Why stop there? What about assembling the computer? In fact, he should be able to make the electronics if he truly knows about computers. Now that I think of it, given a mine, our superhero should be able to find ore needed, and given a field, he should be able to create electricity.

Then we have a true full stack developer. One that shouldn’t feel bad about himself.


Actually yes, I know how to assemble a computer as well as to do sysadmin stuff (or at least enough to be able to search for the relevant docs).

Knowing about the abstraction layers under your javascript helps a lot with efficiency. If more people knew that maybe I wouldn't need 16 Gb of ram just for the browser tabs...

Edit: that doesn't mean you should write your own web server every time you do a new web site, but it would help if you do that once to get an idea of what's going on.


> One that shouldn’t feel bad about himself.

Nobody is suggesting that people who don't know all this stuff should feel bad about themselves, just that striving to understand it is admirable.

Also, the idea that you can continue in the same thought process all the way to mining is a little bit weird. Understanding your CPU, its ISA, your OS, etc. are arguably all potentially relevant for software developers. Knowing how to mine is not.


Certain Minecraft and Factorio players have done things like this often.


I like this kind of tutorial as well but I have a hard time telling who this particular one is aimed at. It's definitely not any kind of beginner.

The socket API is nontrivial and is hardly explained at all. A lot of implementation magic is just coded right in without a word of explanation. The shiniest Python wizardry is used throughout without much of a benefit to clarity - you've got a generator, f-literals, type annotations, typed name tuple syntax, etc. Even if you can read and like type annotations as a documentation aid, the code as written says weird things like 'an http request is a a named tuple and depends on sockets'.


I'd guess it's written for someone comfortable with Python or programming in general (so they understand the syntax quickly) but has mostly worked with web frameworks and libraries.


I thought I was comfortable with Python but I've never seen `-> typing.Generator[bytes, None, bytes]` nor that arrow syntax before - guess I have some catching up to do.


Heh, I jokingly refer to myself as a full-full-stack developer. I can do schematic design and board layout, baremetal or RTOS embedded software, Linux kernel hacking, etc all the way up to web apps with React (preferring Elixir on the backend but shrug).


I assume this is sarcasm.

Those who do not build upon the achievements of others are far less likely to reach any new heights.

It's good to remember what we take for granted, and it's good to understand what is happening in layers below our concern. But pragmatically speaking, it's more valuable to know how to study and understand what's beneath us when we need rather than spending time proving ourselves just for the sake of proving.

Do you still hunt, kill, and butcher your own meat?

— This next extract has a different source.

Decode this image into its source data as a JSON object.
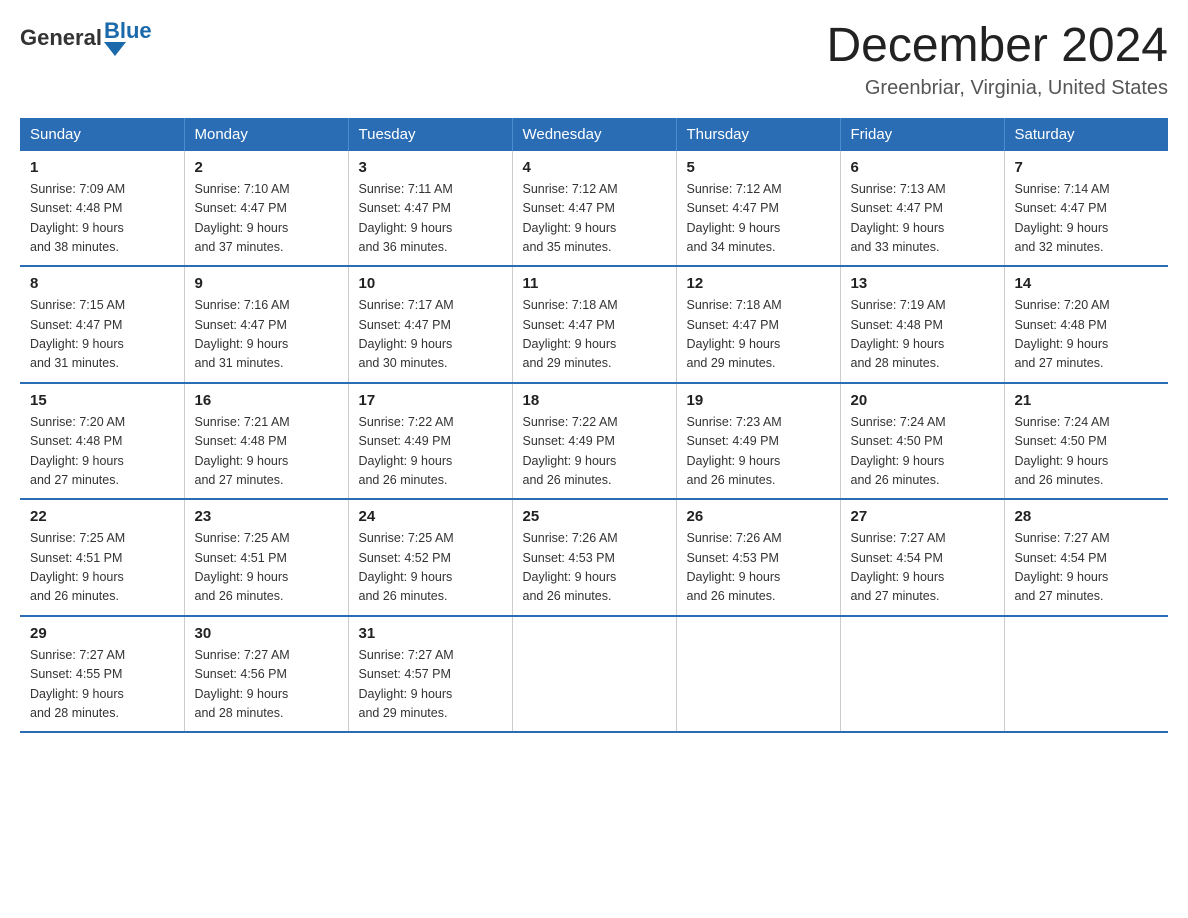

There's a huge difference between using the prepackaged black box solution for the sake of efficiency (as everyone should), and not caring at all to understand even the basics of how it actually works. The later usually leaves one too intimidated to change anything and vulnerable to any unexpected situation. And things break all the time, you need to debug problems with tools and servers and run into all kinds of exotic issues. I once worked with a front-end dev who would restart his machine when he needed to reset a local web server, because "it's not his job" to learn a bit about using the command prompt. For me that is plain crazy attitude and it's not that rare...

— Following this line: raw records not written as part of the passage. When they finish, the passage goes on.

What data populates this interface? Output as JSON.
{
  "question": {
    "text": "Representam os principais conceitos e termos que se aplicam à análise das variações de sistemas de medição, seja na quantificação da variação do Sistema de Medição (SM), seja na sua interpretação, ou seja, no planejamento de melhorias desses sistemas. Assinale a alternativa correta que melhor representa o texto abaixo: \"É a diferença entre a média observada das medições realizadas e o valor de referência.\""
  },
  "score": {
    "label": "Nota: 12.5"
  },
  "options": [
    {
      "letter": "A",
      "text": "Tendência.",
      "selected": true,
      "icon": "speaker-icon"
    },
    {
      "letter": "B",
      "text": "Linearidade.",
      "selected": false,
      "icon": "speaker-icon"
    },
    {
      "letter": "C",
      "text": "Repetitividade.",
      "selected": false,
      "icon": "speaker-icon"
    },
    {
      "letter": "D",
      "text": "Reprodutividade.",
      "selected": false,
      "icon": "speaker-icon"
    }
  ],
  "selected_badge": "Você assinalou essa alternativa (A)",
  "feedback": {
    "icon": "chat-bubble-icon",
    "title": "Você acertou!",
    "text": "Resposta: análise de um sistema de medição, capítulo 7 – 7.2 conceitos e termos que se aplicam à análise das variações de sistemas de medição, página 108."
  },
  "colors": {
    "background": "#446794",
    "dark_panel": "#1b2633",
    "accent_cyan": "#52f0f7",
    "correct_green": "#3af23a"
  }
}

> Do you still hunt, kill, and butcher your own meat?

A human being should be able to change a diaper, plan an invasion, butcher a hog, conn a ship, design a building, write a sonnet, balance accounts, build a wall, set a bone, comfort the dying, take orders, give orders, cooperate, act alone, solve equations, analyze a new problem, pitch manure, program a computer, cook a tasty meal, fight efficiently, die gallantly. Specialization is for insects.

- Robert A. Heinlein


It's not sarcasm. I don't hunt/kill/butcher my food. But note that I wrote "is capable of doing", not "does".

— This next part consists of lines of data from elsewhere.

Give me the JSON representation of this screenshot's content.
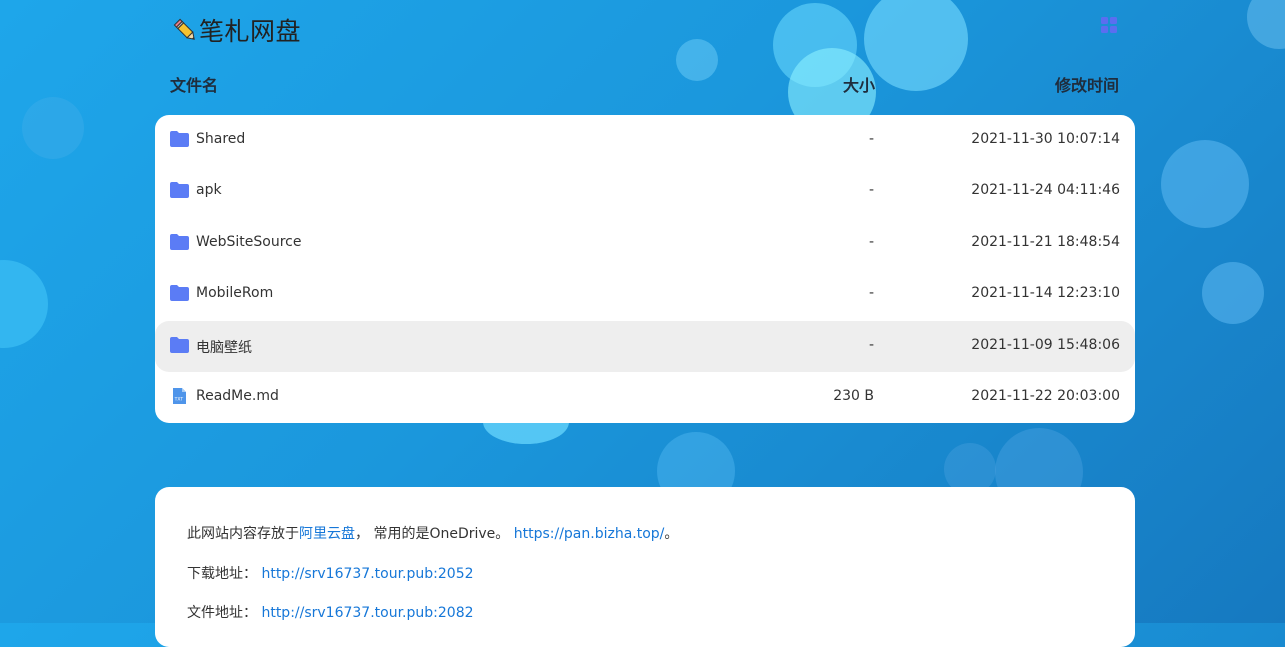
{
  "colors": {
    "accent": "#1677d8",
    "folder": "#5b7cf5",
    "background": "#1ea6ea",
    "row_highlight": "#eeeeee"
  },
  "header": {
    "title": "笔札网盘",
    "logo_icon": "pencil-icon",
    "view_toggle_icon": "grid-view-icon"
  },
  "columns": {
    "name": "文件名",
    "size": "大小",
    "modified": "修改时间"
  },
  "files": [
    {
      "name": "Shared",
      "size": "-",
      "modified": "2021-11-30 10:07:14",
      "icon": "folder-icon"
    },
    {
      "name": "apk",
      "size": "-",
      "modified": "2021-11-24 04:11:46",
      "icon": "folder-icon"
    },
    {
      "name": "WebSiteSource",
      "size": "-",
      "modified": "2021-11-21 18:48:54",
      "icon": "folder-icon"
    },
    {
      "name": "MobileRom",
      "size": "-",
      "modified": "2021-11-14 12:23:10",
      "icon": "folder-icon"
    },
    {
      "name": "电脑壁纸",
      "size": "-",
      "modified": "2021-11-09 15:48:06",
      "icon": "folder-icon"
    },
    {
      "name": "ReadMe.md",
      "size": "230 B",
      "modified": "2021-11-22 20:03:00",
      "icon": "text-file-icon"
    }
  ],
  "readme": {
    "line1": {
      "prefix": "此网站内容存放于",
      "link1": "阿里云盘",
      "middle": "， 常用的是OneDrive。 ",
      "link2": "https://pan.bizha.top/",
      "suffix": "。"
    },
    "line2": {
      "label": "下载地址： ",
      "link": "http://srv16737.tour.pub:2052"
    },
    "line3": {
      "label": "文件地址： ",
      "link": "http://srv16737.tour.pub:2082"
    }
  }
}
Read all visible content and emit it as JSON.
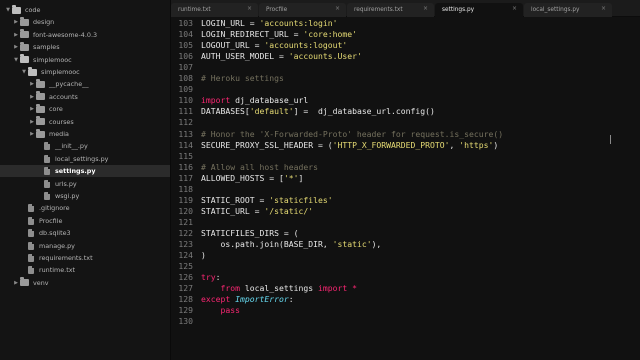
{
  "colors": {
    "sidebar_bg": "#141414",
    "editor_bg": "#111111",
    "string": "#e6db74",
    "keyword": "#f92672",
    "comment": "#75715e",
    "class_name": "#66d9ef"
  },
  "sidebar": {
    "items": [
      {
        "label": "code",
        "kind": "folder-open",
        "expanded": true
      },
      {
        "label": "design",
        "kind": "folder",
        "expanded": false
      },
      {
        "label": "font-awesome-4.0.3",
        "kind": "folder",
        "expanded": false
      },
      {
        "label": "samples",
        "kind": "folder",
        "expanded": false
      },
      {
        "label": "simplemooc",
        "kind": "folder-open",
        "expanded": true
      },
      {
        "label": "simplemooc",
        "kind": "folder-open",
        "expanded": true
      },
      {
        "label": "__pycache__",
        "kind": "folder",
        "expanded": false
      },
      {
        "label": "accounts",
        "kind": "folder",
        "expanded": false
      },
      {
        "label": "core",
        "kind": "folder",
        "expanded": false
      },
      {
        "label": "courses",
        "kind": "folder",
        "expanded": false
      },
      {
        "label": "media",
        "kind": "folder",
        "expanded": false
      },
      {
        "label": "__init__.py",
        "kind": "file"
      },
      {
        "label": "local_settings.py",
        "kind": "file"
      },
      {
        "label": "settings.py",
        "kind": "file",
        "selected": true
      },
      {
        "label": "urls.py",
        "kind": "file"
      },
      {
        "label": "wsgi.py",
        "kind": "file"
      },
      {
        "label": ".gitignore",
        "kind": "file"
      },
      {
        "label": "Procfile",
        "kind": "file"
      },
      {
        "label": "db.sqlite3",
        "kind": "file"
      },
      {
        "label": "manage.py",
        "kind": "file"
      },
      {
        "label": "requirements.txt",
        "kind": "file"
      },
      {
        "label": "runtime.txt",
        "kind": "file"
      },
      {
        "label": "venv",
        "kind": "folder",
        "expanded": false
      }
    ]
  },
  "tabs": [
    {
      "label": "runtime.txt",
      "active": false
    },
    {
      "label": "Procfile",
      "active": false
    },
    {
      "label": "requirements.txt",
      "active": false
    },
    {
      "label": "settings.py",
      "active": true
    },
    {
      "label": "local_settings.py",
      "active": false
    }
  ],
  "tab_close": "×",
  "editor": {
    "lines": [
      {
        "n": "103",
        "tokens": [
          [
            "p",
            "LOGIN_URL = "
          ],
          [
            "s",
            "'accounts:login'"
          ]
        ]
      },
      {
        "n": "104",
        "tokens": [
          [
            "p",
            "LOGIN_REDIRECT_URL = "
          ],
          [
            "s",
            "'core:home'"
          ]
        ]
      },
      {
        "n": "105",
        "tokens": [
          [
            "p",
            "LOGOUT_URL = "
          ],
          [
            "s",
            "'accounts:logout'"
          ]
        ]
      },
      {
        "n": "106",
        "tokens": [
          [
            "p",
            "AUTH_USER_MODEL = "
          ],
          [
            "s",
            "'accounts.User'"
          ]
        ]
      },
      {
        "n": "107",
        "tokens": []
      },
      {
        "n": "108",
        "tokens": [
          [
            "c",
            "# Heroku settings"
          ]
        ]
      },
      {
        "n": "109",
        "tokens": []
      },
      {
        "n": "110",
        "tokens": [
          [
            "k",
            "import"
          ],
          [
            "p",
            " dj_database_url"
          ]
        ]
      },
      {
        "n": "111",
        "tokens": [
          [
            "p",
            "DATABASES["
          ],
          [
            "s",
            "'default'"
          ],
          [
            "p",
            "] =  dj_database_url.config()"
          ]
        ]
      },
      {
        "n": "112",
        "tokens": []
      },
      {
        "n": "113",
        "tokens": [
          [
            "c",
            "# Honor the 'X-Forwarded-Proto' header for request.is_secure()"
          ]
        ]
      },
      {
        "n": "114",
        "tokens": [
          [
            "p",
            "SECURE_PROXY_SSL_HEADER = ("
          ],
          [
            "s",
            "'HTTP_X_FORWARDED_PROTO'"
          ],
          [
            "p",
            ", "
          ],
          [
            "s",
            "'https'"
          ],
          [
            "p",
            ")"
          ]
        ]
      },
      {
        "n": "115",
        "tokens": []
      },
      {
        "n": "116",
        "tokens": [
          [
            "c",
            "# Allow all host headers"
          ]
        ]
      },
      {
        "n": "117",
        "tokens": [
          [
            "p",
            "ALLOWED_HOSTS = ["
          ],
          [
            "s",
            "'*'"
          ],
          [
            "p",
            "]"
          ]
        ]
      },
      {
        "n": "118",
        "tokens": []
      },
      {
        "n": "119",
        "tokens": [
          [
            "p",
            "STATIC_ROOT = "
          ],
          [
            "s",
            "'staticfiles'"
          ]
        ]
      },
      {
        "n": "120",
        "tokens": [
          [
            "p",
            "STATIC_URL = "
          ],
          [
            "s",
            "'/static/'"
          ]
        ]
      },
      {
        "n": "121",
        "tokens": []
      },
      {
        "n": "122",
        "tokens": [
          [
            "p",
            "STATICFILES_DIRS = ("
          ]
        ]
      },
      {
        "n": "123",
        "tokens": [
          [
            "p",
            "    os.path.join(BASE_DIR, "
          ],
          [
            "s",
            "'static'"
          ],
          [
            "p",
            "),"
          ]
        ]
      },
      {
        "n": "124",
        "tokens": [
          [
            "p",
            ")"
          ]
        ]
      },
      {
        "n": "125",
        "tokens": []
      },
      {
        "n": "126",
        "tokens": [
          [
            "k",
            "try"
          ],
          [
            "p",
            ":"
          ]
        ]
      },
      {
        "n": "127",
        "tokens": [
          [
            "p",
            "    "
          ],
          [
            "k",
            "from"
          ],
          [
            "p",
            " local_settings "
          ],
          [
            "k",
            "import"
          ],
          [
            "p",
            " "
          ],
          [
            "k",
            "*"
          ]
        ]
      },
      {
        "n": "128",
        "tokens": [
          [
            "k",
            "except"
          ],
          [
            "p",
            " "
          ],
          [
            "cls",
            "ImportError"
          ],
          [
            "p",
            ":"
          ]
        ]
      },
      {
        "n": "129",
        "tokens": [
          [
            "p",
            "    "
          ],
          [
            "k",
            "pass"
          ]
        ]
      },
      {
        "n": "130",
        "tokens": []
      }
    ]
  }
}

> Do you still hunt, kill, and butcher your own meat?

Um, yes? it is not that hard. You do need land for it.

I think reaching new heights requires a full understanding of how things work in general. Here is the thing with computers, it isn't that hard to get that knowledge. You just have to apply yourself and build a great deal of things over a career.


If you're buying software, you don't need to understand how it was made. It's similar to meat. If you're producing meat, you have to butcher animals at some layer.


Surely you mean "given a stack of microchips and lengths of wire"?


Or maybe "given an area of land rich in minerals… yada yada …grow a silicon ingot… yada yada …now you have a virtual DOM webapp. Congratulations, you now have the 'fullstack' merit badge!"


If you wish to make an apple pie from scratch...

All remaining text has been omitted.